I lurve, yes luuurve, Netflix. The culture of the business AND the product. I am a massive fan. As a lover of feedback cultures this organisation is the bomb!
Reed Hastings, the CEO, made a decision in the early days that they would have radical candour as a cultural norm. He has described their pursuit of honesty and transparency as a major contributor to their unprecedented success and competitive advantage.
Being a part of ‘dream teams’ is not for everyone. Expectations are built from the recruitment and induction phases. People are able to opt in or out when they see fit.
Netflix can also be described like being in a ‘nudist camp’, or places for intellectual Navy SEALS only and that you need to have a ‘thick skin’. It wouldn’t be hard to find some employees who struggle with the culture. But disgruntled or disengaged employees are not new to any business.
It would be highly unusual for employees, in either business, to have a week go by without receiving, or giving, feedback on technical skills, communication style, team work, client interactions and even how they dress. It’s their norm. And yeah it’s not for everyone but as far as engagement of people and growth of the businesses go – the results speak for themselves.

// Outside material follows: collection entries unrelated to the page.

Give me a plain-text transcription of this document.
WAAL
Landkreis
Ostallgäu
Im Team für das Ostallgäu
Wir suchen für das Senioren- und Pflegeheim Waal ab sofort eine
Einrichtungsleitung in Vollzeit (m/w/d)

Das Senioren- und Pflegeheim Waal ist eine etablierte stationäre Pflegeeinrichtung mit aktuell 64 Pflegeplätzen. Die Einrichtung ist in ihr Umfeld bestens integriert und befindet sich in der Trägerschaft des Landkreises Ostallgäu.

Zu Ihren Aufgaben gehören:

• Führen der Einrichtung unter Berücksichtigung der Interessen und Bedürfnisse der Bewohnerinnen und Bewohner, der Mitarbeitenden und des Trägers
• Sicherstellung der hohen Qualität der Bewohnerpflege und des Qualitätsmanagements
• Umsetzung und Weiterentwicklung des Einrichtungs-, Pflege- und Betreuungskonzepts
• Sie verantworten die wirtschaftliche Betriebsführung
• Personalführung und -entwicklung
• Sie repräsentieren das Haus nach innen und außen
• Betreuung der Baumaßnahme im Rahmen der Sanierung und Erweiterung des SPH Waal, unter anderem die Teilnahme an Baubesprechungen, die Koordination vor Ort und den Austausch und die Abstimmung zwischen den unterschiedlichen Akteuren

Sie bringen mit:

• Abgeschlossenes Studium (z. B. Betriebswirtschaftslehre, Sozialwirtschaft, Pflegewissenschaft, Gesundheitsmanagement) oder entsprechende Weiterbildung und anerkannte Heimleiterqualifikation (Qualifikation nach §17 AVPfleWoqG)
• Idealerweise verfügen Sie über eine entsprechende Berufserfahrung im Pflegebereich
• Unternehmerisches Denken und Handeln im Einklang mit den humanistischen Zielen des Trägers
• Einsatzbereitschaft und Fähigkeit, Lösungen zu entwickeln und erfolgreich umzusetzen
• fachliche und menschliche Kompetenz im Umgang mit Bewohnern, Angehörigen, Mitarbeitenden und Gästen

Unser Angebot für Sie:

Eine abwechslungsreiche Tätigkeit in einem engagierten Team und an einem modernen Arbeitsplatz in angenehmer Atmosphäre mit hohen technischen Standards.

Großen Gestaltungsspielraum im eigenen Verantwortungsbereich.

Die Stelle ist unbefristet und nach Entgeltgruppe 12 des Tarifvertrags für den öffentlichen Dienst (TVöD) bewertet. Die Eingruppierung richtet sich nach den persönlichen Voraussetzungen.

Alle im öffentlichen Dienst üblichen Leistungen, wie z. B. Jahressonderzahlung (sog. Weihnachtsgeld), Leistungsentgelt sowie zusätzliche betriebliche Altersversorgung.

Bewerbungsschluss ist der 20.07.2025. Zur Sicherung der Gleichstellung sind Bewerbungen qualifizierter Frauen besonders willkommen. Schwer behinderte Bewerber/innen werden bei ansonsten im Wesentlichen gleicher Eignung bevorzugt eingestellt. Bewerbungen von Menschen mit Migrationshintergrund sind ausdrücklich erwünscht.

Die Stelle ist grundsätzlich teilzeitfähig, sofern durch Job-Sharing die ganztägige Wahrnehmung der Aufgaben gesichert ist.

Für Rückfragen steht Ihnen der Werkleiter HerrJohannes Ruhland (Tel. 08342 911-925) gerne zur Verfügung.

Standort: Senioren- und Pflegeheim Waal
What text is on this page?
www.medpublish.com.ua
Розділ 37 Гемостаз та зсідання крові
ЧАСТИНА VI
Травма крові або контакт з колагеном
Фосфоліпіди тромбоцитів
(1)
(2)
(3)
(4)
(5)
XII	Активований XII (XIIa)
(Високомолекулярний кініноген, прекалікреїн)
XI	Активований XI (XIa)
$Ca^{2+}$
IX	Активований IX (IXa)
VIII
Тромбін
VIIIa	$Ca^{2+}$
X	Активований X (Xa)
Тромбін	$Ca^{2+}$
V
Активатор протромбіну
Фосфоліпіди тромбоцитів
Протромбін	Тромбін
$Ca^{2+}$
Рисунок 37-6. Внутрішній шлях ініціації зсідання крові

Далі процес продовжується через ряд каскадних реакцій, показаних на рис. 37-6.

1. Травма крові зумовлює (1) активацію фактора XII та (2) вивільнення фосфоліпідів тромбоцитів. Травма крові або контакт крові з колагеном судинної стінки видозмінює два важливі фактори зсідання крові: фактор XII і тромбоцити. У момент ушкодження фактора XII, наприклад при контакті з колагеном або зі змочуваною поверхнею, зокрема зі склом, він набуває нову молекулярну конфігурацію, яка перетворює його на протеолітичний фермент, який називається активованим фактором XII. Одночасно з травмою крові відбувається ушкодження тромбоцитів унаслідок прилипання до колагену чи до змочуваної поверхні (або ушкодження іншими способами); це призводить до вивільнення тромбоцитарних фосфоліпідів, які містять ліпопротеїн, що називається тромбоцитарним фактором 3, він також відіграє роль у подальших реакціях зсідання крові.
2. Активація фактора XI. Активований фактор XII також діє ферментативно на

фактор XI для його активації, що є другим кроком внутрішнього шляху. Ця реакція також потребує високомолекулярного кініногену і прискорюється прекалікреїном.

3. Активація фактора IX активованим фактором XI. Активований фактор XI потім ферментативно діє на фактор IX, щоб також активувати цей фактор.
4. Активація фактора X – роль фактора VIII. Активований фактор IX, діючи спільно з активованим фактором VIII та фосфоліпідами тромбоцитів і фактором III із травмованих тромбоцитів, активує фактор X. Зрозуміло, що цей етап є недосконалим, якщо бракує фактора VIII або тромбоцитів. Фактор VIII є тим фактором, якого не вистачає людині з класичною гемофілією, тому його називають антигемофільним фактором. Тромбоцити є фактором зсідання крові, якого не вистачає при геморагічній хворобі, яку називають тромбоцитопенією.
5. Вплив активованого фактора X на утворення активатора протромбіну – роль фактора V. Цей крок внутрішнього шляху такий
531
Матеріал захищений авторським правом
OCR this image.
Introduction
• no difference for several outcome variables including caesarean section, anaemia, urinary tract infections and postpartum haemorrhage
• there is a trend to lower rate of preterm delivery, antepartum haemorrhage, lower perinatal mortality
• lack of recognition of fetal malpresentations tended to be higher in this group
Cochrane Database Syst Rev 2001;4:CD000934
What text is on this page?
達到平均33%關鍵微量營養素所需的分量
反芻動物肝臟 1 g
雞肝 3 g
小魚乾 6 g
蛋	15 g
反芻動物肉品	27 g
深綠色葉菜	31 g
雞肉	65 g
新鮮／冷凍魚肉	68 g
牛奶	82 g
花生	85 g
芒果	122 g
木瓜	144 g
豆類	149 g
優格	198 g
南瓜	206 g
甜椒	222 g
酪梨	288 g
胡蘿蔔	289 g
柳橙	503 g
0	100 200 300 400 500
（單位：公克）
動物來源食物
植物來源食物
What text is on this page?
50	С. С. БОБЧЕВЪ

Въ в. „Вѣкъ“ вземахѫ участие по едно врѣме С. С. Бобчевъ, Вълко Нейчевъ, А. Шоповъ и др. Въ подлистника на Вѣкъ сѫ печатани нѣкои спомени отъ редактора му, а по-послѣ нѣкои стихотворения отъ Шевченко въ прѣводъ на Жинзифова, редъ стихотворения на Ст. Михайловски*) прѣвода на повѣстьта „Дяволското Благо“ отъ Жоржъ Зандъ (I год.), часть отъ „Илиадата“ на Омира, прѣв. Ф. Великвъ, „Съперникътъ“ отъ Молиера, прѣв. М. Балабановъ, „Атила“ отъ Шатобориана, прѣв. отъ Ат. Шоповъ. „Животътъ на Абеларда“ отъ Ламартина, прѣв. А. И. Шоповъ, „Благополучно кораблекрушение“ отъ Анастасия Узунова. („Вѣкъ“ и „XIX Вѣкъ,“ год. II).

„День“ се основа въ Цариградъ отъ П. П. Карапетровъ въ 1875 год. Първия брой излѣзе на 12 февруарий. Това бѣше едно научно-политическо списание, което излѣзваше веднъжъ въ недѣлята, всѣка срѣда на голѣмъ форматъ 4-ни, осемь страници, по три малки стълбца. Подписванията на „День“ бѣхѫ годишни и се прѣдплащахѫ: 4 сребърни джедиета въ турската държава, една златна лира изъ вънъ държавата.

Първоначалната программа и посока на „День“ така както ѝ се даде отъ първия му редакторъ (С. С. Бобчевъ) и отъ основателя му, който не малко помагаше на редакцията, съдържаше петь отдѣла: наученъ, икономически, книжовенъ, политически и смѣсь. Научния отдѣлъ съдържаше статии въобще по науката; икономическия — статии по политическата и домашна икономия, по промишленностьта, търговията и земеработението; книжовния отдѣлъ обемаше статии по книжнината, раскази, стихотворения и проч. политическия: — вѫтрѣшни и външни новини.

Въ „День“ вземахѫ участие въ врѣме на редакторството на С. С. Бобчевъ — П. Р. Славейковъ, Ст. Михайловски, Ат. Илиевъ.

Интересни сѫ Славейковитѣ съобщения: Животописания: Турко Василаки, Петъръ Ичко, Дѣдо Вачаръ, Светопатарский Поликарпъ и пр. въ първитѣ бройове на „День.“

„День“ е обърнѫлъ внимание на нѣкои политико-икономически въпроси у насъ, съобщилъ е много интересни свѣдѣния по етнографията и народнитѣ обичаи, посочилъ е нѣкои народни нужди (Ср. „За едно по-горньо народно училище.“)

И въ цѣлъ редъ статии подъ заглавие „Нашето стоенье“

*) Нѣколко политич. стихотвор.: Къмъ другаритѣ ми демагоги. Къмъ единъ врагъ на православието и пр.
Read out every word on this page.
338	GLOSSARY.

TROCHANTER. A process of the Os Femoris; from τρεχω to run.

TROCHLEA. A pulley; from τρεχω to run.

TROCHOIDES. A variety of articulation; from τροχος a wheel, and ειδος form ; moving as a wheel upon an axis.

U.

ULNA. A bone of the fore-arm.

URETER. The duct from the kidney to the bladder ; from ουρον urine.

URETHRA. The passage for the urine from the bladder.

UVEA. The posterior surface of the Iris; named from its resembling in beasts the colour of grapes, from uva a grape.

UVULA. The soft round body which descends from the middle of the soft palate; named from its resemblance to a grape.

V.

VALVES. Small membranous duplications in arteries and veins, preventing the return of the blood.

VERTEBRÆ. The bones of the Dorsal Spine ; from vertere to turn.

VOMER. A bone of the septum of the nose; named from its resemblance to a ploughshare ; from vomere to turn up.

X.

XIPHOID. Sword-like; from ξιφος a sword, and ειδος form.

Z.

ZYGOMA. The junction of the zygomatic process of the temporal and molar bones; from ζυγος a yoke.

Netflix’s values explicitly state, and live up to, being ‘extraordinarily candid with each other’ and that they ‘share information openly, broadly, and deliberately’. Their manifesto says: “In the tension between honesty and kindness, we lean into honesty. No matter how honest, though, we treat people with respect.”
Today Netflix has become the world’s leading Internet television network with over 83 million members including over 19 countries enjoying more than 125 million hours of TV shows and movies per day. With over 6000 employees, Netflix voluntary attrition is 3-4% and involuntary at 8% that data does not reflect anything but success.
The BUT is not referring to the culture. I’m a big fan because it forces people to opt in (or out) of self-discovery and awareness. Sharing feedback does that. It’s what I’ve found from my research and interviews about the feedback that we give ourselves that I am seeing some really strong correlations to how we use Netflix, and any other, TV streamlining platforms.
At this stage, the data it telling me that when we go to an unhealthy place and tell ourselves all sorts of nasty things one of our first go tos is to disconnect with our thinking. It hurts too much and pulls us down. So we want it to stop it. And one of the easiest ways to do that is to binge. Don’t get me wrong we binge on all sorts of stuff like food ‘n’ grog ‘n’ being busy ‘n’ exercising. But we now can add Netflix to the list and this one we can get lost in for days, and weeks and it even becomes a habit.
When we watch shows that we enjoy it releases dopamine which does make us feel good. And that’s ok. It’s when we do it to avoid stuff then that’s the issue. It stimulates the same neuronal pathways that cause heroin and sex addictions. Those pathways don’t discriminate on the types of pleasure.
The sad thing is that, in a way, we are just prolonging our pain. Eventually we will have to deal with our thinking or we will vomit it on others and how we treat them. It causes isolation from others and especially in communication. We don’t let people know what we are thinking or feeling. So then the viscous cycle continues.
When we replace TV with connection to others we disconnect from our human nature.
Dr. Judy Rosenberg, psychologist and founder of the Psychological Healing Centre in Sherman Oaks, CA. “We are wired to connect, and when we disconnect from humans and over-connect to TV at the cost of human connection, eventually we will ‘starve to death’ emotionally. Real relationships and the work of life is more difficult, but at the end of the day more enriching, growth producing and connecting.”
So how ironic that an organisation, like Netflix, that is so committed to feedback has created a platform that we can use to stop the internal dialogue. Yes it’s our choice, not their fault.
Do you use it for entertainment or enterpainment?